The WSJA grew out of the Seattle Jewish History Project, a collaborative effort begun in 1968, between the Women's Division of the Jewish Federation of Greater Seattle and the Manuscripts and University Archives Division (now Special Collections) of the UW Libraries to collect and preserve primary source materials on local Jewish history.

In 1980 the scope was broadened with establishment of the Washington State Jewish Historical Society (WSJHS) as an independent non-profit statewide organization; its mission is to promote interest in and knowledge of the life, history, and culture of the Jewish people and communities of the State of Washington. WSJHS preserves and makes known this unique history through an array of programs that include special events and exhibits, publications including a prize-winning history, Family of Strangers, ongoing interviews with members of the Jewish community to obtain oral histories; tours of historic Jewish Seattle; development of a curriculum and a growing collection of artifacts. The Jewish Archives remain at the core of its activities. In 2016, the WSJHS launched a new digital museum: the Washington Jewish Museum.

For further details on WSJHS please visit the website at www.wsjhs.org



The original digital collection of Jewish Archives photographs was produced partially by funding by contributions from the Jewish Federation of Greater Seattle, the Rachel and Nissim Altabet Memorial Fund, and the 4Culture organization. The information for the collection was researched and prepared by the UW Libraries Special Collections and Cataloging staff in 2005-2009. Since 2009, Special Collections has continued to digitize photographs in the Jewish Archives to add to this online collection.

Oral Histories

The Jewish Archives Committee of the WSJHS has recorded interviews with Jewish community members across Washington State since 1968. For several years, with funding from individuals in the community, the Jewish Federation of Greater Seattle, and others, Special Collections staff have digitally transferred these recordings from the original audio cassette tapes. Consequently, many of the oral histories recorded since 1968 are available online. The Archives Committee continues to interview individuals for this project, and these born digital recordings are also added to this digital collection.

Donating Items

If you would like to donate personal collections or organizational/business records to the Washington State Jewish Archives, please contact the WSJHS Consulting Archivist at wsjarch@uw.edu or archivist@wsjhs.org

Wondering if your collection is appropriate for the WSJA? These guidelines may help:

Photograph Wishlist

The archives is actively seeking unique photos of Jewish holidays, celebrations, and special events in Washington State or of Washington residents.
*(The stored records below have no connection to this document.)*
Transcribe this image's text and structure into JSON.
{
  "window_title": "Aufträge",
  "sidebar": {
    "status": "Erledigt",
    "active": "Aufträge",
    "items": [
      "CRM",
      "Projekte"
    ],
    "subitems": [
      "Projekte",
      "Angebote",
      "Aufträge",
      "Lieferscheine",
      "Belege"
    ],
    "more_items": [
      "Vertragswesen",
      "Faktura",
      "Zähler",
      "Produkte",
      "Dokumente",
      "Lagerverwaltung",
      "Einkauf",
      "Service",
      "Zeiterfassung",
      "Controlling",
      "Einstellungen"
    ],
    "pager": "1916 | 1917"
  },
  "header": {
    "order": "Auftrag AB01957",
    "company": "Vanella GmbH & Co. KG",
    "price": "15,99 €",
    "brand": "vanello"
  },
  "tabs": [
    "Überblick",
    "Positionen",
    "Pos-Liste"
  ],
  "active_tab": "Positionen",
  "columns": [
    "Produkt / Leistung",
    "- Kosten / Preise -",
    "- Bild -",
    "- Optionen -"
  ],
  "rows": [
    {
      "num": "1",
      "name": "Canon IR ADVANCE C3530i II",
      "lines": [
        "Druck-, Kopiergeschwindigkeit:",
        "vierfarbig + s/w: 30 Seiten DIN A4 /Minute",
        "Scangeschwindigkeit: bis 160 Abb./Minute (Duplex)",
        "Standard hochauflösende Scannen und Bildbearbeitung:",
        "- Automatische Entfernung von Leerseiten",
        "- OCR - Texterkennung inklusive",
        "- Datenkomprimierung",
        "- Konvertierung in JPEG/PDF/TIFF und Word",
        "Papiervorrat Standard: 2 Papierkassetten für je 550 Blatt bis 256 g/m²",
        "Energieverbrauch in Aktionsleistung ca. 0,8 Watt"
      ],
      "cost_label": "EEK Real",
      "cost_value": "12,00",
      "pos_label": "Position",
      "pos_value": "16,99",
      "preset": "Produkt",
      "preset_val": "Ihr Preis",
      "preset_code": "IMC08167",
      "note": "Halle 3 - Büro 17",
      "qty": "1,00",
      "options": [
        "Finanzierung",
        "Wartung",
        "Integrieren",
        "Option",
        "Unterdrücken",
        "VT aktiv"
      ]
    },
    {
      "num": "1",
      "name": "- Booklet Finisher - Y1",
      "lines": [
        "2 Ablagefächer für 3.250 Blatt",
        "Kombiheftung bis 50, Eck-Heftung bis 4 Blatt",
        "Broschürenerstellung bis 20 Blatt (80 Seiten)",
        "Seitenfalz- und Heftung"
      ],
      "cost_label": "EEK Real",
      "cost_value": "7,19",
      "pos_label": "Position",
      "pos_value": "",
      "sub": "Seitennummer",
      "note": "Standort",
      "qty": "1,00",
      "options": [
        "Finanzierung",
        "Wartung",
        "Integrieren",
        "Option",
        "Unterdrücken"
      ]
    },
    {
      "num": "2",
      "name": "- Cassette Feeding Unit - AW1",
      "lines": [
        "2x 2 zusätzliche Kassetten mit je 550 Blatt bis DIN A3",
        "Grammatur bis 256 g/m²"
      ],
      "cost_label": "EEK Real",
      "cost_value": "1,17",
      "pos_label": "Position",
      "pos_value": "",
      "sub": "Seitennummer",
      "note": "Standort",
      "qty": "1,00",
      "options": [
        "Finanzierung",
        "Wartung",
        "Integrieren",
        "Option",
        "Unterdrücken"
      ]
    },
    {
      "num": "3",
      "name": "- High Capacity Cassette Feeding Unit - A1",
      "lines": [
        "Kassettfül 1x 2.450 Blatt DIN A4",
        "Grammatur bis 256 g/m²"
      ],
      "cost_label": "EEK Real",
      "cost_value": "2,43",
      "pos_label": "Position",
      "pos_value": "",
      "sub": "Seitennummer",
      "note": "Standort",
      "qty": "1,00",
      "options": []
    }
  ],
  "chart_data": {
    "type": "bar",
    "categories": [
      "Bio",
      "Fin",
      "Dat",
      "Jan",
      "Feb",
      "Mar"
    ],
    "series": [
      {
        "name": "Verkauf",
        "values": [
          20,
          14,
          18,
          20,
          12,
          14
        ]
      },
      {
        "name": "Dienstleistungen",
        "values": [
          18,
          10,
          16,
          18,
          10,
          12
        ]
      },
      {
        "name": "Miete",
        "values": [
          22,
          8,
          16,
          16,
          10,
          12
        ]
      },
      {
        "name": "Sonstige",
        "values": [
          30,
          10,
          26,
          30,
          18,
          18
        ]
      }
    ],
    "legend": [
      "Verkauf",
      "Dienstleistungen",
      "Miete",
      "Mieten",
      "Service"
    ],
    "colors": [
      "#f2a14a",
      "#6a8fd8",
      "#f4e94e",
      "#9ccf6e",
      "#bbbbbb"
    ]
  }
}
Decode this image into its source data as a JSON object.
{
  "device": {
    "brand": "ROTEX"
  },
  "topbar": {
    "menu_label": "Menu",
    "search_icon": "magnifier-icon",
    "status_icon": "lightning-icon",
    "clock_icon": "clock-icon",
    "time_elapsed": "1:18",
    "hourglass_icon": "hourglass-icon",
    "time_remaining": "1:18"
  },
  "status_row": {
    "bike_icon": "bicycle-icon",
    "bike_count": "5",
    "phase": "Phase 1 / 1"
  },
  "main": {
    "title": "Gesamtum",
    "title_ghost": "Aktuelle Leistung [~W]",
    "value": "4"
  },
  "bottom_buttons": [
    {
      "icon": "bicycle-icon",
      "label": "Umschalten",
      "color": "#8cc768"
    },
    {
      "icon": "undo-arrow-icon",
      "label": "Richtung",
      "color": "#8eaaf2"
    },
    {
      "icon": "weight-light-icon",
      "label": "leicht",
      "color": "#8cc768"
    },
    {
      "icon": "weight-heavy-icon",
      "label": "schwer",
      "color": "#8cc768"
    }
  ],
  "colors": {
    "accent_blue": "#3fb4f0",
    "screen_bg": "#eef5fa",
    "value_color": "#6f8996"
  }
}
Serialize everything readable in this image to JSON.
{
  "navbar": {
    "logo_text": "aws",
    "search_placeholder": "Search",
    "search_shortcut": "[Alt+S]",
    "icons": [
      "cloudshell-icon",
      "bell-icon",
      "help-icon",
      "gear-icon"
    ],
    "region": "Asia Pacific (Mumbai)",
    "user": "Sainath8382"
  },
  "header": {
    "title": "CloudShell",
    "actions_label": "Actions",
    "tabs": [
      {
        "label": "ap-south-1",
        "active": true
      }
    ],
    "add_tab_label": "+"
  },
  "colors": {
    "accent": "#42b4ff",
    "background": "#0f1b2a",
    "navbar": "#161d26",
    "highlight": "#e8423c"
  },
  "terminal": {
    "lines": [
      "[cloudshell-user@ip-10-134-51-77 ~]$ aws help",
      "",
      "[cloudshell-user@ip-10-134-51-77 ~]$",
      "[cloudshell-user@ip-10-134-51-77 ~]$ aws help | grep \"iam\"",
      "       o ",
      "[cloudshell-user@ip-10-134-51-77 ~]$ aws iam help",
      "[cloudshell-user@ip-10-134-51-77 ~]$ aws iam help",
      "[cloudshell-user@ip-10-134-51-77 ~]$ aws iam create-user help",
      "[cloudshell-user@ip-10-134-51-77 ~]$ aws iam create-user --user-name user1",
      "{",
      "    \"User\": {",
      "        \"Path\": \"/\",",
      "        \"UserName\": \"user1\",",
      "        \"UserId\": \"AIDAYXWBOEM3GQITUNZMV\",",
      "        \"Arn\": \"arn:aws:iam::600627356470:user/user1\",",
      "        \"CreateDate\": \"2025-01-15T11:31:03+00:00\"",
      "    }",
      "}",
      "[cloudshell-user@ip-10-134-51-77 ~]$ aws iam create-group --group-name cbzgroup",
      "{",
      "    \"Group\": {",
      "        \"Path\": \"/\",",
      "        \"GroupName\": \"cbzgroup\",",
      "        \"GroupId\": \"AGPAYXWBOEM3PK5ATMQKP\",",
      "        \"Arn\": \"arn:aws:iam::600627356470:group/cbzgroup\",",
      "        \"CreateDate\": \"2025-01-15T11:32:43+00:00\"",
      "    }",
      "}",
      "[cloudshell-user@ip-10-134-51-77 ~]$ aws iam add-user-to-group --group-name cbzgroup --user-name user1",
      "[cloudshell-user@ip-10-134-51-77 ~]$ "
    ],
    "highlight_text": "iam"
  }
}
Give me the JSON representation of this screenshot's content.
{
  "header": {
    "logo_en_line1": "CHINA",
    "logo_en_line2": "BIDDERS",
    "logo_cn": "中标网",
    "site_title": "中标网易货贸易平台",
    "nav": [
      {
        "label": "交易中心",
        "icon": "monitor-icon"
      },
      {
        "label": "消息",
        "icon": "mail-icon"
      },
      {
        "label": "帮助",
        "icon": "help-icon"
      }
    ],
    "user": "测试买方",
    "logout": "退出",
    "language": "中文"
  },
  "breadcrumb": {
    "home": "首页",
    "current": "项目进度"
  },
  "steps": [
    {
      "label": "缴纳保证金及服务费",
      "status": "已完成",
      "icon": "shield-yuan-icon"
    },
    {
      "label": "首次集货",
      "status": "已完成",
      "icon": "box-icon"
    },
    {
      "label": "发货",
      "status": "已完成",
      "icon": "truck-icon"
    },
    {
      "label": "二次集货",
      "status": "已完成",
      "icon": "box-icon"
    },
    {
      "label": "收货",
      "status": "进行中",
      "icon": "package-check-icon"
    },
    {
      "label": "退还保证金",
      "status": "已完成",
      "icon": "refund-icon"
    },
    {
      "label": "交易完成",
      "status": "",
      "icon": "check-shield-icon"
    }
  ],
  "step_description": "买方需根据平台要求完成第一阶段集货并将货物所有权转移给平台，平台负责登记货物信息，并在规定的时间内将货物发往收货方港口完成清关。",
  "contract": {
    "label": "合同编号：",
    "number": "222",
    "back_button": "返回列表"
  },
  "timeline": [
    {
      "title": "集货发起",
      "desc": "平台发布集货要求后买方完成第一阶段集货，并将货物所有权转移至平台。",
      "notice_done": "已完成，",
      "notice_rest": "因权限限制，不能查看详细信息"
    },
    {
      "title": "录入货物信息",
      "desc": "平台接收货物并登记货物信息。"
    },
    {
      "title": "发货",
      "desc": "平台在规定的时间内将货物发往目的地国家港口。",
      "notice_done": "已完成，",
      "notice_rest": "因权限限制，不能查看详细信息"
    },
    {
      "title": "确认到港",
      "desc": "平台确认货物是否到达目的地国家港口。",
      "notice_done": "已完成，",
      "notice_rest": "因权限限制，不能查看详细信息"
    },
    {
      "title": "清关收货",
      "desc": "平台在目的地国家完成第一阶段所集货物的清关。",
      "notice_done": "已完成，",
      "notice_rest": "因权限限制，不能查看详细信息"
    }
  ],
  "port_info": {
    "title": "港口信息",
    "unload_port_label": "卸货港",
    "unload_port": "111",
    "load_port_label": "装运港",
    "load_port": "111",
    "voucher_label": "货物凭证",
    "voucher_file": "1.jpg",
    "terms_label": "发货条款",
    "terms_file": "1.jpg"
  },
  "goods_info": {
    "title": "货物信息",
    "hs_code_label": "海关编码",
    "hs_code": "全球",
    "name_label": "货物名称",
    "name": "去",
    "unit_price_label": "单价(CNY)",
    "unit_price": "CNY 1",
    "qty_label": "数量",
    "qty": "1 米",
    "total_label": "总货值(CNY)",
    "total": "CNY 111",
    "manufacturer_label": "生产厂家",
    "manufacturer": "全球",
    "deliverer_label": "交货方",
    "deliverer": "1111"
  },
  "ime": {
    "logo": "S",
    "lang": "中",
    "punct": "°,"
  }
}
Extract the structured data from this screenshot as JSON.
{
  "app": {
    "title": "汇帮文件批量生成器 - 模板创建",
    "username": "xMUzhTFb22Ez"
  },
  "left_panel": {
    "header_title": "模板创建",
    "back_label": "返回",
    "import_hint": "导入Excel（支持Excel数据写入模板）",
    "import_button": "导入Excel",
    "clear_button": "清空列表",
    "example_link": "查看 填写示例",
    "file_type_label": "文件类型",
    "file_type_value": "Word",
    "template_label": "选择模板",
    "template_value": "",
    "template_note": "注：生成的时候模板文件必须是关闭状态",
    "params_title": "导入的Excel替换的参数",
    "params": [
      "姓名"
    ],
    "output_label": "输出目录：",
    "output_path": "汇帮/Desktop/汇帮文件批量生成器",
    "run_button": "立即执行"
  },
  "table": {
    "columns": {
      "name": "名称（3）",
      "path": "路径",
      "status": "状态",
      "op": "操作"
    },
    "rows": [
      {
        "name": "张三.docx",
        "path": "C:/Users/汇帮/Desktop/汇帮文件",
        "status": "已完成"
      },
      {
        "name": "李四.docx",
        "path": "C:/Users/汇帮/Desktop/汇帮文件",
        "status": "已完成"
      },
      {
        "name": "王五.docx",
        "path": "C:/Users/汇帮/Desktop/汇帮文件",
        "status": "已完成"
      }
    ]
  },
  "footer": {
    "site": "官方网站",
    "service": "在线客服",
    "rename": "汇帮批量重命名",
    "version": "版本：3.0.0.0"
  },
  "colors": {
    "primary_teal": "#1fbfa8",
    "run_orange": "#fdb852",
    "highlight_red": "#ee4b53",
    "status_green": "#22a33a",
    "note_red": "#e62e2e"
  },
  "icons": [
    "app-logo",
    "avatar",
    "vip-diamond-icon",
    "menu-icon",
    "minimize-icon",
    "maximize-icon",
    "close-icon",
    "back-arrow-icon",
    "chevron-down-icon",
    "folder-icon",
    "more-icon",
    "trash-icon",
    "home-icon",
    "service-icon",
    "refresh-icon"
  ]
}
We are particularly interested in 20th century photos that document the following:

  • Holidays
  • Rosh Hashanah
  • Yom Kippur
  • Sukkos
  • Simchat Torah
  • Hanukkah
  • Purim
  • Pesach/Passover
  • Home
  • Shabbat
  • Baking Challah
  • Building a Jewish home
  • Upsherin Food and cooking
  • Life Cycle
  • Bar Mitzvah
  • Bat Mitvah
  • Jewish weddings (ceremony and celebration)
  • Mikvah (building)
  • Shiva
  • Other
  • Israeli Independence
  • Israeli Air Lifts of Soviet Jews and Ethiopian Jews
  • Jewish arts, dance, music, etc.
  • Jewish camp
  • Jewish education
  • Jewish war veterans
  • Tefellin
  • Tzedaka
  • Buildings
  • All city Jewish chapel at 12th and Spruce, Seattle

Identifying Your Photos for the Archives

Use soft lead pencil (e.g., no. 2) -- pencil lightly on the backside of photos to Number and Date each photo.

On a separate page, write full description of each photo. (Word document format preferred.)

  1. Photo number
  2. Date of photo
  3. First and last names of individuals pictured
  4. Location
  5. Any other useful descriptive information (e.g., 50th anniversary celebration of synagogue)
  6. Current date
  7. Name, address, phone, and email  of person making the transfer
  8. Name, address, phone, and email of donor whose photos are to be transfered. (This may or may not be the same as #7.)